You’ll remember from our posts (this link will harvest them all, including this one) that the Welsh Lib Dems invited Jones to read some of the poems – including, we assume, the “offending” one that has got some Christians, led by well-known pillock Stephen Green of Christian Voice, twitching and threatening hellfire – in a room at the Senedd (Parliament building).
A couple of AMs (Assembly Members) have now objected, though, it seems. An independent, Trish Law, thinks the poems “blasphemous” (although there is no longer a law of blasphemy) and is seeking to ban the reading.
Jones has told the New Humanist blog the that the AMs are now trying to get the reading cancelled due to “blasphemy and profanity”.
The BBC’s correspondent Betsan Powys tells us on her BBC blog that Trish Law, the independent AM for Blaenau Gwent, has written to the Assembly’s presiding officer, Lord Dafydd Elis-Thomas, whingeing about the reading.

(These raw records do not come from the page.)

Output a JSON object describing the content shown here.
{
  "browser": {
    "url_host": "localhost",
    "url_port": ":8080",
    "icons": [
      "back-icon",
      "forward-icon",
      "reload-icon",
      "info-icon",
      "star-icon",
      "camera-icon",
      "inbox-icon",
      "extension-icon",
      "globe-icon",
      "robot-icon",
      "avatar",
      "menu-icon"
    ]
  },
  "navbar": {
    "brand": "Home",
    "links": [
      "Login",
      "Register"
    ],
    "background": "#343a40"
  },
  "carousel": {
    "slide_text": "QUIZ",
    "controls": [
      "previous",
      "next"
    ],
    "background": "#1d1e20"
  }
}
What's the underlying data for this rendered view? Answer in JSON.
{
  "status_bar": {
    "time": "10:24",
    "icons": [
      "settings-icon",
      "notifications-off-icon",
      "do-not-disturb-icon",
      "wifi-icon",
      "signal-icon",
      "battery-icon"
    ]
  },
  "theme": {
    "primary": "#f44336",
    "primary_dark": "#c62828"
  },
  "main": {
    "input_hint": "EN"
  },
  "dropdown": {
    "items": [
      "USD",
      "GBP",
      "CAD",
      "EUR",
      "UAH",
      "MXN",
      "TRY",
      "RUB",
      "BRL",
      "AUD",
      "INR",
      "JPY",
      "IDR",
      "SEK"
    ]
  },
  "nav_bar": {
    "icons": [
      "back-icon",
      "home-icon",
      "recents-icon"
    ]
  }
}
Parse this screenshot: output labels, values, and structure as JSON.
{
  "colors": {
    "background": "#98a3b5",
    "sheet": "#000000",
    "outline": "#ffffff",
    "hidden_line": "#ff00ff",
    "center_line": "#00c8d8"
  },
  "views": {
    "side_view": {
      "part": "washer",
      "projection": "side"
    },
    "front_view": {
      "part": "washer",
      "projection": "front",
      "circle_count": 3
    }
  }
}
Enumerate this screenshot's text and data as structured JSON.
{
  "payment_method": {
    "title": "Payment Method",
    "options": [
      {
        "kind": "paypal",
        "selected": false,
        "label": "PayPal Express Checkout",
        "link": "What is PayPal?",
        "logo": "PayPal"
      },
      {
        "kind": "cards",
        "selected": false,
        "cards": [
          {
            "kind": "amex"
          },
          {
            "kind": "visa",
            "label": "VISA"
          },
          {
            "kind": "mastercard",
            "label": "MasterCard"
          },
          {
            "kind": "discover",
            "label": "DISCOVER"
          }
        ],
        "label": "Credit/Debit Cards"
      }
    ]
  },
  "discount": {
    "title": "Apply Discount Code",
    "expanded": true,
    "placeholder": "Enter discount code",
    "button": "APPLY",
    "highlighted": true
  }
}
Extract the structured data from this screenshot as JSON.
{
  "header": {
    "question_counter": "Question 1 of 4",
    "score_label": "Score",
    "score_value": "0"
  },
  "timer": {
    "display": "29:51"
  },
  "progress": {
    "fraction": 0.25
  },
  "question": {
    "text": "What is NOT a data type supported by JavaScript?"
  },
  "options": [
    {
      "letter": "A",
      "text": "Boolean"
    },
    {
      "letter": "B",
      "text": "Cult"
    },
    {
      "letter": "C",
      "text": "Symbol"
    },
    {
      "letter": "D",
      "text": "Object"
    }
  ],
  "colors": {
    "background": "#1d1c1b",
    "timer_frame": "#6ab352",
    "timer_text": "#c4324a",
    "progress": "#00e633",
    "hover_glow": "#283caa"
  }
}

Oddly enough, Law upholds the freedom of speech, she says. And yet,
While I uphold freedom of speech I cannot condone the reading of blasphemous, obscene and perverted poems in the National Assembly. We are still a Christian country, yet one that acknowledges and readily accepts other religious beliefs and values. So while we would not tolerate other religions and religious leaders being insulted through verse or deed neither should we expect Christ and Christianity to be subjected to a tirade of anti-Christian rhetoric and profanity.
I implore you to put a stop to this reading on December 11 in the name of decency and humanity.
We’re a Christian country? Speak for yourself, Trish. There are a fair few Christians in it, and lot of sceptics, too. But those who give more than a bit of lip service to it are in a minority in the UK, and I suspect Wales, too. And who says we “would not tolerate other religions and religious leaders being insulted through verse or deed”? All belief systems are fair game. Therefore so is any religious leader.
Meanwhile, a Conservative AM, Jonathan Morgan, is also seeking to censor, but for slightly different reasons:
Patrick Jones seems to think that the freedom of speech is a convenient shield to be used when under attack for being offensive. In exercising that freedom, and in respecting it, we should do so responsibly. I do not believe that AMs should be wading into the debate by hosting a reading. It is a mistake and opens up the institution to the accusation that it is siding with one opinion without giving the other the same chance of expression.